Risk homeostasis would suggest that over-automating aspects of clinical practice might lead to complacency and an increase in errors and accidents. Studies from other fields have shown that humans do indeed suffer from automation bias and a reduction in personal accountability when their tasks are taken over by machines.

Acting in error vs. failing to act

Over-trust in an imperfect automated system leads to two specific types of errors: errors of commission and errors of omission. Errors of commission occur when a person acts erroneously, and errors of omission occur when the person fails to act when they should have.

recent study investigated these two errors in a task using a decision support system. When the system provided the correct decision support recommendation, the participants’ decision-making was faster, more accurate and required a lower cognitive load. But when the system gave the an incorrect recommendation (“automation wrong”), participant’s decision-making performance dropped to near zero. The participants assumed the system was correct and made errors of commission — they acted incorrectly. When the system simply failed to give any recommendation at all (“automation gone”) participants were more likely to make an error of omission — they failed to act when they should have.
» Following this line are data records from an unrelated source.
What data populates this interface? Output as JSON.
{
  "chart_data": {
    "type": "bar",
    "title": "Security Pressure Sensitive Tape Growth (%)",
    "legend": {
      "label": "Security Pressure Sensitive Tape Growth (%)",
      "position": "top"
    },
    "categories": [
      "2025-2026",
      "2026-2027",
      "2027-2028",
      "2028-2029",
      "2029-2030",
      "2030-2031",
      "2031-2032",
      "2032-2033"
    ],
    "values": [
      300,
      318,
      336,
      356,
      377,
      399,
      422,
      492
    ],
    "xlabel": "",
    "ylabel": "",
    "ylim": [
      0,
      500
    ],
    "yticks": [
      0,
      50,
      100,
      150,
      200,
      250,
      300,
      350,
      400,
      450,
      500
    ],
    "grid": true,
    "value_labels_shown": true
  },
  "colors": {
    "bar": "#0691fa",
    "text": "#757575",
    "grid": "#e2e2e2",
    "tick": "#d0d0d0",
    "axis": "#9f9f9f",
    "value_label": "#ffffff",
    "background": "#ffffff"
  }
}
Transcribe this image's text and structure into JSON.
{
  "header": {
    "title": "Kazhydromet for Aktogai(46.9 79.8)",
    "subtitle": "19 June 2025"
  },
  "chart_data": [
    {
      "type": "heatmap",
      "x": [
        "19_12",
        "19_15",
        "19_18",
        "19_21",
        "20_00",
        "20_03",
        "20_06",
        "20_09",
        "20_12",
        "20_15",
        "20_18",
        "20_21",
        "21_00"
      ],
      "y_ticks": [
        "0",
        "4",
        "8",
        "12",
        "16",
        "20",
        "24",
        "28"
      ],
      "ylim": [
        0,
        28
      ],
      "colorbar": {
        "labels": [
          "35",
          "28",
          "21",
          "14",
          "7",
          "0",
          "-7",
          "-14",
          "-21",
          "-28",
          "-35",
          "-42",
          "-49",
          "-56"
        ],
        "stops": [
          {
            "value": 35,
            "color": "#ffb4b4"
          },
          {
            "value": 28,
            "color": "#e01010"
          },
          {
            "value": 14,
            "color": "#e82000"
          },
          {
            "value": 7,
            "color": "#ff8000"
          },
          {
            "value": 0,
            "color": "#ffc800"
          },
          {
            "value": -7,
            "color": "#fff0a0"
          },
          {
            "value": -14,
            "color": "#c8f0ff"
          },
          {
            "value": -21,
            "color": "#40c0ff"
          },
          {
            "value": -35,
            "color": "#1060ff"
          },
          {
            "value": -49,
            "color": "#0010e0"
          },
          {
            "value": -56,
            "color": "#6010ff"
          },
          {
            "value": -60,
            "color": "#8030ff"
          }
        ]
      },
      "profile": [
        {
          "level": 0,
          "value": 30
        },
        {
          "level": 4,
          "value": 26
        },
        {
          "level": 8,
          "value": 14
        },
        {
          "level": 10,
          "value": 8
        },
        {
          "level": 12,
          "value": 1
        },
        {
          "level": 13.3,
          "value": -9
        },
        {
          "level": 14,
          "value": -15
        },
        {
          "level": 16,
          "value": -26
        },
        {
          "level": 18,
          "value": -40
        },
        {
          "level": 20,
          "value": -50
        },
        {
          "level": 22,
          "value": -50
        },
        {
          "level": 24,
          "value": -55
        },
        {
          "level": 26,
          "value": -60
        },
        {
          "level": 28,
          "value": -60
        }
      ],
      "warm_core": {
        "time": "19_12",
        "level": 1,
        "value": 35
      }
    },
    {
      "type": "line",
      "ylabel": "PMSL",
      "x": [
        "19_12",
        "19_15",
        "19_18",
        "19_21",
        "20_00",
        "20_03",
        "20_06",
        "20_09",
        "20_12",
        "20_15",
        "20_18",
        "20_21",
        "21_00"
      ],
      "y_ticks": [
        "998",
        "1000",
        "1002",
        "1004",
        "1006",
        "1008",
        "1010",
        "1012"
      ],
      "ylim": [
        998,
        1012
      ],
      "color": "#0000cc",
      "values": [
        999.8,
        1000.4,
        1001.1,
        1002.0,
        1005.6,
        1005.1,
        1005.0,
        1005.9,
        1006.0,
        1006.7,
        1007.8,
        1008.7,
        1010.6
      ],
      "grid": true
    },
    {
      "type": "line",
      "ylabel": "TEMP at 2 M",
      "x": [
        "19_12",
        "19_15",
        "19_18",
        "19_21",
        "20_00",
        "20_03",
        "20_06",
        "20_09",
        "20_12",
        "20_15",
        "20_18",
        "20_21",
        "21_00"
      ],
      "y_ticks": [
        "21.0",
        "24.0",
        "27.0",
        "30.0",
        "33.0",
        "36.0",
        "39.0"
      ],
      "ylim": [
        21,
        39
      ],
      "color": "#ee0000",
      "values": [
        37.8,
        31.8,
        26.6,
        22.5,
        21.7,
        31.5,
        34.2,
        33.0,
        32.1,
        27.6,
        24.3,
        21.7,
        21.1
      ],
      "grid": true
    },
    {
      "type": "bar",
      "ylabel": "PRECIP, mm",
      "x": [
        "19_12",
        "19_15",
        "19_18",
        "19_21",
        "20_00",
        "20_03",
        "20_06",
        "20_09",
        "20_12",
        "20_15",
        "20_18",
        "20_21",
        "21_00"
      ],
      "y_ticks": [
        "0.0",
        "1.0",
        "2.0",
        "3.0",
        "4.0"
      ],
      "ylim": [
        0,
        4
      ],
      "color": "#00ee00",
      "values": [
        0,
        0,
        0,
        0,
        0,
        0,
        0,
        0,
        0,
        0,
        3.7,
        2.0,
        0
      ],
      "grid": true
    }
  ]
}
Interestingly, the participant’s accuracy dropped to a greater extent in the “automation wrong” condition compared to the “automation gone” condition. We make more errors when using a decision support system that is wrong (automation bias), compared to when a decision support system fails and we are left to our own devices (errors here are due to ‘automation complacency’). The authors recommended that to avoid automation bias decision support systems should reveal to the user their lower degree of confidence when they are uncertain.

This kind of transparency will be essential in designing intelligent clinical decision support tools. Despite the hubris around machine learning approaches these technologies are still be subject to error and bias (e.g. data set shift) and this must be communicated to the clinician to avoid automation bias.

One particular challenge with automating health care is that errors often go unreported and their impact is hard to measure. Health outcomes from an episode of care are also only beginning to be tracked with the advent ofvalue based healthcare. This means that once incorporated into clinical practice, both the positive and potential negative impacts of intelligent decision support systems may be difficult to identify. This makes it all the more important that we get the design right upfront.